Hope springs eternal in the human breast and all that.  So some Catholics are putting on a brave face and hoping that his selection of Benedict as his papal title contains some sliver of hope.  After all, Benedict XV is said to have tried to make peace in the First World War.  And tried to reach out to other faiths.  Richard McBrien wrote of his papacy (1914-1922) in Lives of the Popes (1997):

He sought in various ways to alleviate the sufferings caused by war, for example, by attempting to reunite prisoners of war with their families and by persuading Switzerland to accept soldiers of all nations afflicted with tuberculosis. But when on August 1, 1917, he proposed a seven-point peace plan, including the renunciation of war indemnities and the return of all occupied territories, both the Allies and the Central Powers ignored it. The Allies, in fact, suspected the pope of tilting toward Germany because of Germany's promise to return Rome to the Holy See after defeating Italy. Benedict XV also dreaded the expansion of Russian Orthodoxy if Russia and the Allies triumphed. The Allies referred to him contemptuously as "le pape boche" or "the Kraut pope," while the Germans, in their turn, dismissed him as "der franzosische Papst" or "the French pope." When the armistice was actually reached in 1919, the pope was deliberately excluded from the negotiations in accordance with an agreement reached between the Allies and Italy. (my emphasis)

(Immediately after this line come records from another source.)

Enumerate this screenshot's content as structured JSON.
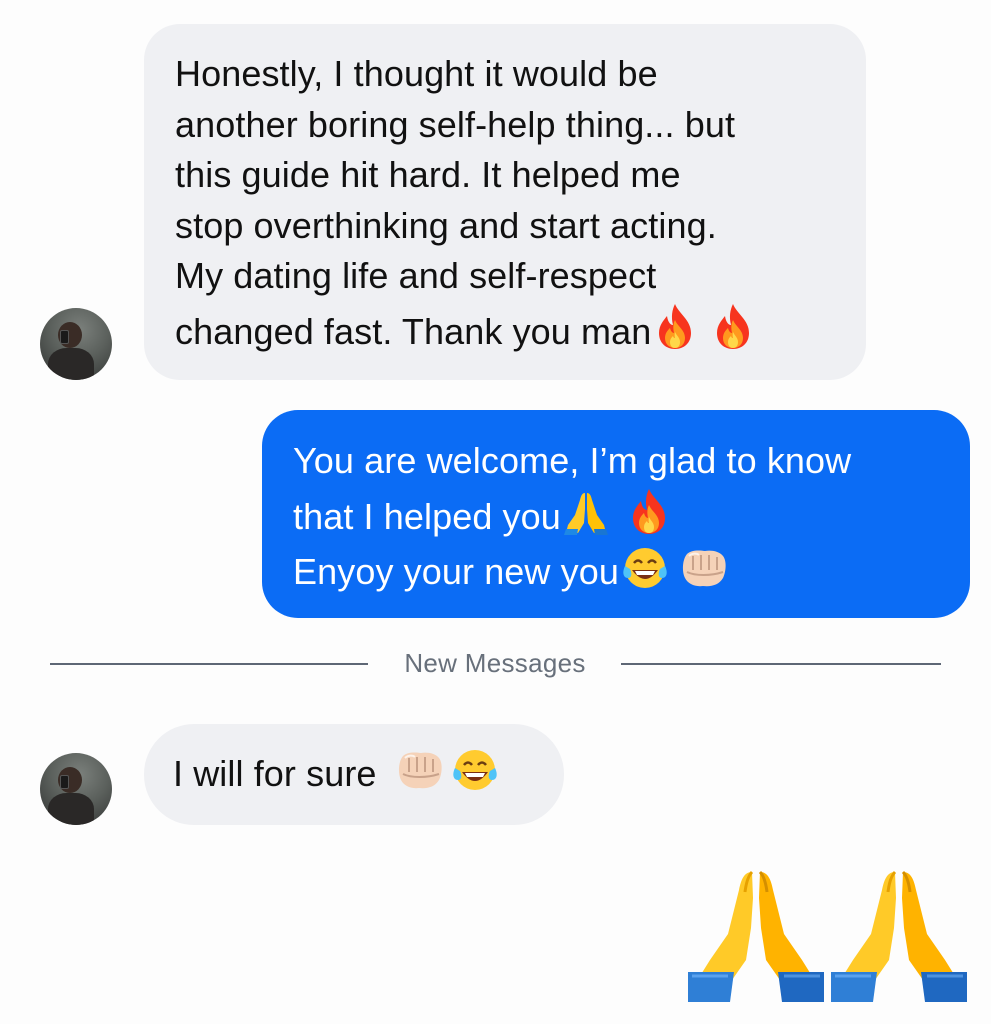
{
  "conversation": {
    "messages": [
      {
        "direction": "incoming",
        "lines": [
          "Honestly, I thought it would be",
          "another boring self-help thing... but",
          "this guide hit hard. It helped me",
          "stop overthinking and start acting.",
          "My dating life and self-respect",
          "changed fast. Thank you man"
        ],
        "emojis": [
          "fire-icon",
          "fire-icon"
        ]
      },
      {
        "direction": "outgoing",
        "lines": [
          "You are welcome, I’m glad to know",
          "that I helped you",
          "Enyoy your new you"
        ],
        "emojis": [
          "praying-hands-icon",
          "fire-icon",
          "tears-of-joy-icon",
          "fist-bump-icon"
        ]
      },
      {
        "direction": "incoming",
        "lines": [
          "I will for sure"
        ],
        "emojis": [
          "fist-bump-icon",
          "tears-of-joy-icon"
        ]
      },
      {
        "direction": "outgoing",
        "lines": [],
        "emojis": [
          "praying-hands-icon",
          "praying-hands-icon"
        ]
      }
    ],
    "divider_label": "New Messages"
  },
  "colors": {
    "incoming_bubble": "#eff0f3",
    "outgoing_bubble": "#0b6cf5",
    "divider_line": "#5e6775",
    "divider_text": "#68707b",
    "background": "#fdfdfd"
  }
}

Just what we need.  A Pope who makes vague and ineffective gestures toward peace while warring nations carry on like a bunch of bandits.  And all the time he can wage unrelenting propaganda to convince Africans to deal with their stunning AIDS epidemic by practicing abstinence and by staying away from condoms, for Opus Dei's sake!

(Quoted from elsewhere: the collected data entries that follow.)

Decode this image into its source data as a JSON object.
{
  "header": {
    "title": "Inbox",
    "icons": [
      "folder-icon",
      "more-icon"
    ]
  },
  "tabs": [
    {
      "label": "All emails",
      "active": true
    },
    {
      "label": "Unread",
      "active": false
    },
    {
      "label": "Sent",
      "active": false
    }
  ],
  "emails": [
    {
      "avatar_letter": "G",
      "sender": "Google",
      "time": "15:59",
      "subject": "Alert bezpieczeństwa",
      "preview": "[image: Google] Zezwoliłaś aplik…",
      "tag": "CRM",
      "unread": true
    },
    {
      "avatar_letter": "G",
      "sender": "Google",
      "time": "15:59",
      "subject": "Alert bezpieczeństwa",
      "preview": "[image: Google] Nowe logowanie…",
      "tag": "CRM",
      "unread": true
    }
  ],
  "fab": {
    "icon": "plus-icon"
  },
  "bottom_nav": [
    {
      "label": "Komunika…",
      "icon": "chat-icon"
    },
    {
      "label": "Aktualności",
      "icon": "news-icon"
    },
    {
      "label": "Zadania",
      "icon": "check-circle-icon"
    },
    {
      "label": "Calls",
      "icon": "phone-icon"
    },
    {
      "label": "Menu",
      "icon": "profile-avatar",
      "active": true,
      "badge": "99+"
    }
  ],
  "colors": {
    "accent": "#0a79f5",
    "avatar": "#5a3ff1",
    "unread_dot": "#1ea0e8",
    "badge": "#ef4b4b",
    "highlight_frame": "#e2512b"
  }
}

But Benedict XV did have some other political ideas, as well:

He also authorized a secret meeting between the Italian dictator Benito Mussolini and Cardinal Gasparri in the nome of Count Carlo Santucci, an old friend of the pope, in order to begin the process of regularizing the place of the Holy See in Italy (the result would be the Lateran Treaty of 1929).

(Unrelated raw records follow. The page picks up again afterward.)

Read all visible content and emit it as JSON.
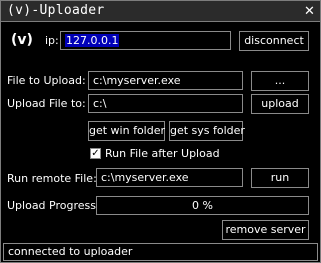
{
  "window": {
    "title": "(v)-Uploader",
    "close_glyph": "✕"
  },
  "logo": "(v)",
  "ip": {
    "label": "ip:",
    "value": "127.0.0.1"
  },
  "buttons": {
    "disconnect": "disconnect",
    "browse": "...",
    "upload": "upload",
    "get_win_folder": "get win folder",
    "get_sys_folder": "get sys folder",
    "run": "run",
    "remove_server": "remove server"
  },
  "file_to_upload": {
    "label": "File to Upload:",
    "value": "c:\\myserver.exe"
  },
  "upload_file_to": {
    "label": "Upload File to:",
    "value": "c:\\"
  },
  "run_after_upload": {
    "label": "Run File after Upload",
    "checked": true,
    "check_glyph": "✓"
  },
  "run_remote_file": {
    "label": "Run remote File:",
    "value": "c:\\myserver.exe"
  },
  "upload_progress": {
    "label": "Upload Progress:",
    "text": "0 %",
    "fraction": 0
  },
  "status": {
    "text": "connected to uploader"
  }
}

I'm sure Ratzinger was inspired by that part of Benedict XV's career.

This also makes it sound like Benedict XV was open to Christian-Muslim dialogue:

The Turks erected a statue of Benedict XV in Istanbul (formerly Constantinople) that hailed him as "the great pope of the world tragedy [presumably the Great War] .. the benefactor of all people, irrespective of nationality or religion."

Ratzinger I also has ideas about interreligious dialogue.  As Ford and Arie report:

His combative side came out in 2000 in a dispute over a CDF [Congregation for the Doctrine of the Faith, which he headed]document entitled Dominus Iesus. Aimed at restating the primacy of the Roman Catholic Church against the more inclusive views in Asia, it branded other Christian denominations as deficient or not quite real churches.

Anglican, Lutheran, and other Protestant churches which had been in ecumenical dialogue with Rome for years were shocked. They were further upset when Ratzinger dismissed protests from Lutherans as "absurd."

Ratzinger has also expressed opposition to Turkey entering the European Union because Turkey is a Muslim country.  Europe's Christian heritage is too important, you see, for them to be associating themselves so closely with a country shaped by one of those pagan religions.

I'm sure we'll see ecumenical action under Pope Ratzinger I.  I'm very sure he will continue the ecumenical policies pursued by John Paul II as the Vatican joined with the Christian Right Bush administration and the conservative Muslim regimes to oppose international efforts to promote birth control, AIDS education and treatment, and rights for women and gays.  An ecumenical Reactionary International, determined to stamp out "modernist" ideas like rights for women, sexual hygiene, and "reality-based" understandings of human psychology.  We've got to rein in all this relativism, radical individualism and vague religious mysticism that leads people to think that adults ought to be able to make their own decisions about their own bodies or choose their own consensual sex partners based on their own feelings, and supplied with current medical and scientific knowledge.

No, the holy minds of Opus Dei know that we have to concentrate on important things, like the "re-Christianization of Europe."  ("Your mission, Mr. Phelps, if you choose to accept it...")

What's next, a World Ecumenical Council featuring Ratzinger I, James Dodson, Muqtada al-Sadr and Randall Terry?